Story Pile: The Saint (2017)

Aaaaah, they can’t all be hidden gems.

The Saint (2017) is certainly set up to be a hidden gem. I mean, hey, okay, c’mon, check out this breathless spiel. The Saint (2017) is a modern re-adaption of a long-running TV serial about a super cool super thief who flits around the world doing daring heists against extremely powerful evil people, and while he plays with lots of cool toys doing it, he still gives the money away to organisations like Doctors Without Borders and oh he has rad cute friends including a super-stylish lady on the wire who hacks things for him remotely and beats people up and she’s played by Eliza Dushku and there’s a gay black lady who’s on the trail of the villains and there’s a good conspiracy that our hero is the last member of and an evil conspiracy that he’s prepared to fight and it’s all slickly shot and it’s not like the 1990s movie that was bad, this one leans in hard to the stylish super-spy style, and Roger Moore has a guest spot in it,

and

it’s

almost good?

And then it’s very definitely not.

The character of The Saint is a really classic boys fantasy one. The books were pretty much classic pulp crime novels, telling the story of Robin Hood in a cool suit. His name is Simon Templar, and he leaves a calling card with his personal logo – a little stick figure with a halo on it – when he does something daring. Where James Bond is a cop, Simon’s a dashing rogue, a vigilante who flit from story to story, in short, pulpy novels that ran for over twenty years. Simon doesn’t avoid killing people, mind you – indeed, there’s a whole story about him hunting down and killing Nazi scientists.

And I gotta say, heroes who can kill a Nazi without thinking ‘oh no, does this make me as bad as them?’ Kinda refreshing.

The Saint then got a tv series, and it was ridiculously successful – at the end of its run, Roger Moore (pre-James Bond!) was the highest paid TV actor in the world, and the series was almost one of the longest-lasting TV shows of history. It stood to reason – you were watching a show where one of the coolest guys in the world turned up, beat a baddy, and got away, every time.

In the 1990s, there was a movie, which wasn’t well-received by everyone, and I don’t remember much about it. It’s generally regarded poorly, though, and doesn’t really connect very well to its history – the character doesn’t really connect himself to the Saint mythos in the same way, and he’s just kind of a dick. Not a great entry.

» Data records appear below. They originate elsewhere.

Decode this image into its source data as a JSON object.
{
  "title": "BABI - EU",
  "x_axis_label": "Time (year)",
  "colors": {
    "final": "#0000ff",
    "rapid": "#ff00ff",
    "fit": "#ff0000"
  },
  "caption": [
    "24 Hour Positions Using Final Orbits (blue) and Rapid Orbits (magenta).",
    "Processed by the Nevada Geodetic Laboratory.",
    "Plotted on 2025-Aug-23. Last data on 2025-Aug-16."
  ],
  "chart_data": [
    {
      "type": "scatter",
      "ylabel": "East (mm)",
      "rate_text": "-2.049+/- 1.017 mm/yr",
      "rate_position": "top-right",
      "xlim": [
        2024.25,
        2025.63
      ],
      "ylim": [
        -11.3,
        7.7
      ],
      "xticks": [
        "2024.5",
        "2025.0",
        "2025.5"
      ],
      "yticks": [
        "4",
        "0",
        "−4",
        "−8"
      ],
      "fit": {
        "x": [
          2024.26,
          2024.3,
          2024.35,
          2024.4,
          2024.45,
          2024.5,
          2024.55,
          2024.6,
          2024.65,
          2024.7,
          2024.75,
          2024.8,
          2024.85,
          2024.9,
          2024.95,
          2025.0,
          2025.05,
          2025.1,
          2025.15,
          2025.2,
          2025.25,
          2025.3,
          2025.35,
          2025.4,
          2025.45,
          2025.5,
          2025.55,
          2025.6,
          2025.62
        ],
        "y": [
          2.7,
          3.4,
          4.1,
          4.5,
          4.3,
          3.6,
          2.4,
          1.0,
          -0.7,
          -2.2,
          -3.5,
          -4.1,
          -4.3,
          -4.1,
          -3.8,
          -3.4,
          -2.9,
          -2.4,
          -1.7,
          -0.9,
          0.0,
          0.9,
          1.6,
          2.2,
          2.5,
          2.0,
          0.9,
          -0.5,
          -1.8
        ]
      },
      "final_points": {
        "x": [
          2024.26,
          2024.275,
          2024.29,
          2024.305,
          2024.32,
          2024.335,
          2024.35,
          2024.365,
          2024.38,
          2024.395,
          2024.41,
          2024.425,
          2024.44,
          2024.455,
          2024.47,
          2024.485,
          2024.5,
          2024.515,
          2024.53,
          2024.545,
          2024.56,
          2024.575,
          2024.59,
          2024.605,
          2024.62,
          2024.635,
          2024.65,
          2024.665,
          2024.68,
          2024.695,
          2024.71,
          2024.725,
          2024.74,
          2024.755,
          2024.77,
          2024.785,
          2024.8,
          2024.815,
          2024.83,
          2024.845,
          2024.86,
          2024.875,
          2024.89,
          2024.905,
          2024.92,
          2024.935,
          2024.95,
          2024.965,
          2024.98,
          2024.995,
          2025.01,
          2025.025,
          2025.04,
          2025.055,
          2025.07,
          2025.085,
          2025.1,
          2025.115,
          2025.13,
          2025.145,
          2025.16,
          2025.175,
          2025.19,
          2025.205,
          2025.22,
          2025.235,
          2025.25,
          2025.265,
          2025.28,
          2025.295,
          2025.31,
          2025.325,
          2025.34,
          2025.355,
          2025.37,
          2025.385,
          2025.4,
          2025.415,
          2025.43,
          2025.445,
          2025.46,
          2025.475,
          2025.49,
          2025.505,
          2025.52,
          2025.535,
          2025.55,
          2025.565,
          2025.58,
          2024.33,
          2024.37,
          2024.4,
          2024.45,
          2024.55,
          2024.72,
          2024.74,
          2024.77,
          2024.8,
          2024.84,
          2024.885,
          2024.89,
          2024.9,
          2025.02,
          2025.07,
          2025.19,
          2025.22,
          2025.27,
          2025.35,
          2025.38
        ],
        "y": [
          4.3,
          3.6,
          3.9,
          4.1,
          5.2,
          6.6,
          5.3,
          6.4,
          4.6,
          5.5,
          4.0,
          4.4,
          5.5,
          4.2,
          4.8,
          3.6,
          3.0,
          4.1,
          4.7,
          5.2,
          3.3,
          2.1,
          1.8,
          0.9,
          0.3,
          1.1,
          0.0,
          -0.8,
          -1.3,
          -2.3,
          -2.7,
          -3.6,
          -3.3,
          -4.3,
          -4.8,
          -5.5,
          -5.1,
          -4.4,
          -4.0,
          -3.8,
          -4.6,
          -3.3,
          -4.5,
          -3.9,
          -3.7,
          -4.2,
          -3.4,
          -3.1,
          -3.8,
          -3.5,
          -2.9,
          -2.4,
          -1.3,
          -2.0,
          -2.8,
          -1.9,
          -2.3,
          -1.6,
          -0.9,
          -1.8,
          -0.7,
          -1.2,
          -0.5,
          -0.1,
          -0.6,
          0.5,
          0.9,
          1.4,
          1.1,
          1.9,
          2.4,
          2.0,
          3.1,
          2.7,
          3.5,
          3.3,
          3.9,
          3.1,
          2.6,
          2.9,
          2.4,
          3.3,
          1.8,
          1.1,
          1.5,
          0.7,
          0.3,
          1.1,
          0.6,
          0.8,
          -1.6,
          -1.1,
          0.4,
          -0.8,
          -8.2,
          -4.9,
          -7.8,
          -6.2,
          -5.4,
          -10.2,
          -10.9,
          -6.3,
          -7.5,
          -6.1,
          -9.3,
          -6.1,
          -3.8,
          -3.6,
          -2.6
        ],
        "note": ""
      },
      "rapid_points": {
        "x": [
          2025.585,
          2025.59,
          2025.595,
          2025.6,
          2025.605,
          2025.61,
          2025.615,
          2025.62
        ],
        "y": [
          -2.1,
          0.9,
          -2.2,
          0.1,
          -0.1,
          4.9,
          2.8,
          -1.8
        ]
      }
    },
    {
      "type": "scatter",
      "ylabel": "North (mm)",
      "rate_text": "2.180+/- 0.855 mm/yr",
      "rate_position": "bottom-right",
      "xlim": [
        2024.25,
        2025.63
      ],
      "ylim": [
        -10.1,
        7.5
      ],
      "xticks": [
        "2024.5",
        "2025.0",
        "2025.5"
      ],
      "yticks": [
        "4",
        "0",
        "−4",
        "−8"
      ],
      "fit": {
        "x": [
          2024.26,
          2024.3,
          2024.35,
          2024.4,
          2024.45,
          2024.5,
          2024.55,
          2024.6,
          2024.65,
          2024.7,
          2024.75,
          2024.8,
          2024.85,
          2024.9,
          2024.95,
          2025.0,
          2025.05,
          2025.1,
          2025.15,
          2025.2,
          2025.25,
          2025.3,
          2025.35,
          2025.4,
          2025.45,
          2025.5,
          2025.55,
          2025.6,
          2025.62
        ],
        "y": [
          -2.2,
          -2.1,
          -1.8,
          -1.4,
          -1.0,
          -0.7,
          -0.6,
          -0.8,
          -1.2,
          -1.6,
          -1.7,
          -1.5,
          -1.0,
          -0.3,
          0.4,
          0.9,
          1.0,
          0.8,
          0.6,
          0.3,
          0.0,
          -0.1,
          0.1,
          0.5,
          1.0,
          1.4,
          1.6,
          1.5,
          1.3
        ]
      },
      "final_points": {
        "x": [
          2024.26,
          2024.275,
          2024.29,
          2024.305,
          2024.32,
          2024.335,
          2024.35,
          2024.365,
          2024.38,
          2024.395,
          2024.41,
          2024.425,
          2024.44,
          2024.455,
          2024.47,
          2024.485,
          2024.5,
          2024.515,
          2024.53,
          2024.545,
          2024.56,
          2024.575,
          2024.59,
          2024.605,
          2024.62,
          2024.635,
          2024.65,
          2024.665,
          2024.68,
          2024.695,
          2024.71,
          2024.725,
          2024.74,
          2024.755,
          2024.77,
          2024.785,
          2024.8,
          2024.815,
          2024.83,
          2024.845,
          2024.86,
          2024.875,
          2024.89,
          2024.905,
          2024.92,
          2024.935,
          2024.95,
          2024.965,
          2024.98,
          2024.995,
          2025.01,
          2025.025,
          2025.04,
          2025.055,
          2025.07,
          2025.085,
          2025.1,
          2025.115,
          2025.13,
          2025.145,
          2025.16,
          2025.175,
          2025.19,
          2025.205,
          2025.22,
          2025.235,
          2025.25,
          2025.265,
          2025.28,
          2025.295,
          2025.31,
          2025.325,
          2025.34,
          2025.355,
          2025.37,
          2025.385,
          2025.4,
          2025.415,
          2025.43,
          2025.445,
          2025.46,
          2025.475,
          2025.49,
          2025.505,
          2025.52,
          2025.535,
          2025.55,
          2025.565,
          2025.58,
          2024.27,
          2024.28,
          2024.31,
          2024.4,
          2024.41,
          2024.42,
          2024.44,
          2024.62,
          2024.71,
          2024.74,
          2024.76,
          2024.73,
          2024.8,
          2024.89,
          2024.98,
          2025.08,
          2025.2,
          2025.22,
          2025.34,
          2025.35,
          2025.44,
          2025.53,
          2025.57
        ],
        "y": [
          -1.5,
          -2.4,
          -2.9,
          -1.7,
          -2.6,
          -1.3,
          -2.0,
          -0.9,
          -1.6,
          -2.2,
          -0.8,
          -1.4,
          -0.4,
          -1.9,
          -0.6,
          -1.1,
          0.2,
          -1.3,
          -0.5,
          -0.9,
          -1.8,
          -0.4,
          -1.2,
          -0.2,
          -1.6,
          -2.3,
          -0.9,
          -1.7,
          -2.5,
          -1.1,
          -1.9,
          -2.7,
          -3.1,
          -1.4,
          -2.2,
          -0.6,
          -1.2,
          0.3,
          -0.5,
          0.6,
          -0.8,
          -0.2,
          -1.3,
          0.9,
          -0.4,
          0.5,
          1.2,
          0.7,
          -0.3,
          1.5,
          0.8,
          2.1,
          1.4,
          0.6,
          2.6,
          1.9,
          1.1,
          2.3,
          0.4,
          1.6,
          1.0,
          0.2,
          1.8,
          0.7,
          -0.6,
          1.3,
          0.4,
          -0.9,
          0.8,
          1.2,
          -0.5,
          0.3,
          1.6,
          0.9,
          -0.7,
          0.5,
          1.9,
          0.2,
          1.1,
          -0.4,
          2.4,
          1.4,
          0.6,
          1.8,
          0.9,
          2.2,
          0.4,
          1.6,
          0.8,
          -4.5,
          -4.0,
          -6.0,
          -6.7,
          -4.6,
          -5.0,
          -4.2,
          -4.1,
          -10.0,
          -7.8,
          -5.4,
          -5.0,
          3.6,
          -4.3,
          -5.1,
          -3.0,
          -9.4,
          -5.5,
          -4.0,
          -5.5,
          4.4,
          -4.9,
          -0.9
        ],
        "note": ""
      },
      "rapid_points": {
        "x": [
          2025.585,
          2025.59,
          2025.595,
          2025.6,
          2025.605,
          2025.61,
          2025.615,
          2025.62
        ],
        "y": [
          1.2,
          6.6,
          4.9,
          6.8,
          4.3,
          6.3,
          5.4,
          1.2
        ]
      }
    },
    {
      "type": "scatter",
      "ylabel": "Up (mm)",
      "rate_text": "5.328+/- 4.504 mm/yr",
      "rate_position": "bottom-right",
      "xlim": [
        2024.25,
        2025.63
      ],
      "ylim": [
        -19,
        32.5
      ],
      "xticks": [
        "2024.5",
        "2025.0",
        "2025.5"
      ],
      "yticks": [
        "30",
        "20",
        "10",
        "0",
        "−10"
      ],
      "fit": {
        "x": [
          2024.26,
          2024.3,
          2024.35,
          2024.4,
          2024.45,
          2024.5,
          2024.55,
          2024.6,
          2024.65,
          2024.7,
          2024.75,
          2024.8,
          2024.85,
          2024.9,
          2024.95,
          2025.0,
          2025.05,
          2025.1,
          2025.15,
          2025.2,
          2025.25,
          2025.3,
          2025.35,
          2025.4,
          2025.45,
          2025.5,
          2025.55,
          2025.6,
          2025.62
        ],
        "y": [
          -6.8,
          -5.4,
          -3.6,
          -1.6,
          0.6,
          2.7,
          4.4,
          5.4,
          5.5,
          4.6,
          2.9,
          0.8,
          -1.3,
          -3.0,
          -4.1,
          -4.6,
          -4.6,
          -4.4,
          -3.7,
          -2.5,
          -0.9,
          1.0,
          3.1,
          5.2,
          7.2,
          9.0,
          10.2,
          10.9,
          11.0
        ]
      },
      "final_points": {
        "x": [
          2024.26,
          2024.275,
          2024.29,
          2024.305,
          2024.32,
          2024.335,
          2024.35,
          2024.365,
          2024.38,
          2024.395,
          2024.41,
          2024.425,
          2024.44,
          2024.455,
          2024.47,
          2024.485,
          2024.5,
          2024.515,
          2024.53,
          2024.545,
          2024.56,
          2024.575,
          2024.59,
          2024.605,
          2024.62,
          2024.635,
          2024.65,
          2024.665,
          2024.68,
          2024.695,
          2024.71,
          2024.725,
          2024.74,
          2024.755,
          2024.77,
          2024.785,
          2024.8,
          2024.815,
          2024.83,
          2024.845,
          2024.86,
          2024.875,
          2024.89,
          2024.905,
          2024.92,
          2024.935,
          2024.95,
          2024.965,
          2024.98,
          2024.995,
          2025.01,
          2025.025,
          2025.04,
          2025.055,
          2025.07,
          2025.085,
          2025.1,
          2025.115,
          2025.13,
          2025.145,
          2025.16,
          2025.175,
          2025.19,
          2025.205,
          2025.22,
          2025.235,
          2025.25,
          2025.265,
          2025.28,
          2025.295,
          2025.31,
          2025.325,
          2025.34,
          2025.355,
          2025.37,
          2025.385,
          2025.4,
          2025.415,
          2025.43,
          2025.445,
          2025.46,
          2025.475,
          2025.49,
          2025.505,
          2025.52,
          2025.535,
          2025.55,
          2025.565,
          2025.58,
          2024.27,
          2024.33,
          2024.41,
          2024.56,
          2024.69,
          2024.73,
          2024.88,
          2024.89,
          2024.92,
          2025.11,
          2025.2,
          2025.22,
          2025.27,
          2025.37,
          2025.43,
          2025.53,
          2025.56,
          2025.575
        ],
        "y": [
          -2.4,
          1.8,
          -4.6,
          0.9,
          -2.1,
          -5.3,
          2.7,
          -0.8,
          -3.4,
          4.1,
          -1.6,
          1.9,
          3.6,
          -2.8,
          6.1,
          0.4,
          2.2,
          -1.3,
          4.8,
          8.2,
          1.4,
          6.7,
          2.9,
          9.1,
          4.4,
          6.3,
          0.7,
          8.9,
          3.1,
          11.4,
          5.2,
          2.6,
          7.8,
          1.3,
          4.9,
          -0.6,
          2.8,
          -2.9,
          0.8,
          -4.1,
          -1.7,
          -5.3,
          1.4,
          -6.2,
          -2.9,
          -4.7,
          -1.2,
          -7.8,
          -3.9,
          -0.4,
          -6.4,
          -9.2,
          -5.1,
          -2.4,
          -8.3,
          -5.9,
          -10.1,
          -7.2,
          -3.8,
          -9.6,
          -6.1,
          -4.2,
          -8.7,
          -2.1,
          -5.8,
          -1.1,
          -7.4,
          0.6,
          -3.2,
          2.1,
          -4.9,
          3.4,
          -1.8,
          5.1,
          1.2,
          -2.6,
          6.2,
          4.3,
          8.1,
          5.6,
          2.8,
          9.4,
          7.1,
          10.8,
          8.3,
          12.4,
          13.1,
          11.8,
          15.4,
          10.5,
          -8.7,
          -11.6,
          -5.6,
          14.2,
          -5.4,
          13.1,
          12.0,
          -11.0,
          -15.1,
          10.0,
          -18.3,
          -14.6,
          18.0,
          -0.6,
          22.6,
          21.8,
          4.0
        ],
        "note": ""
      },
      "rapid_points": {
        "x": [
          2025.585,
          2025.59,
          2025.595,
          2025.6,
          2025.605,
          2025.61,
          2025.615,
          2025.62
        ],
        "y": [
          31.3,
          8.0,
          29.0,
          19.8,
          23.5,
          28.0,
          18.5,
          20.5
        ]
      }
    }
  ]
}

Anyway, in 2013, there was an eye towards making a new TV series, with some real high-grade TV stars – and that’s why Eliza Dushku shows up, hi Eliza! – and thus, a TV pilot movie was made. Nobody cared, and they didn’t care so loudly that the movie sat in a drawer until the death of Roger Moore, where people figured because, hey, it was worth it for the history (and maybe to make some money). Then, nobody cared, and it wound up on Netflix, and I spent two hours of my life on it, and I spent an hour and fifty-five minutes of that going ‘wait, holy shit, what’s wrong with this movie, this is pretty cool! You got a villainous organisation headed up by ninja terrorists, so you can’t just arrest them, and you wind up with the tension about how to stop these people in the big conspiracy! That’s an interesting idea! A good schtick!’

Right?

Anyway, the culmination of this movie is Simon Templar rats out the conspiracy to a member of the FBI, who Extraordinary Rendition the villain and stand around gloating about the powers they have under the PATRIOT act.

I sat back after that moment, at the sight of Simon Templar nodding, and going, yes, good, this is my plan all along, as they gloat about government torture cells taking the villain away and thought that maybe this fun movie about a stylish thief beating baddies with his wit and guile and finding ways to punish them that weren’t death or arrest, was just going to Super Arrest him, with the most blatantly evil thing the United States government was doing back in 2013.

And this is after a tense standoff where Simon didn’t kill the villain, because I dunno, he’d be morally tainted by that.

This movie was pretty fun when it was being brainless.

It was awful when it showed me what it thought was a cool finale.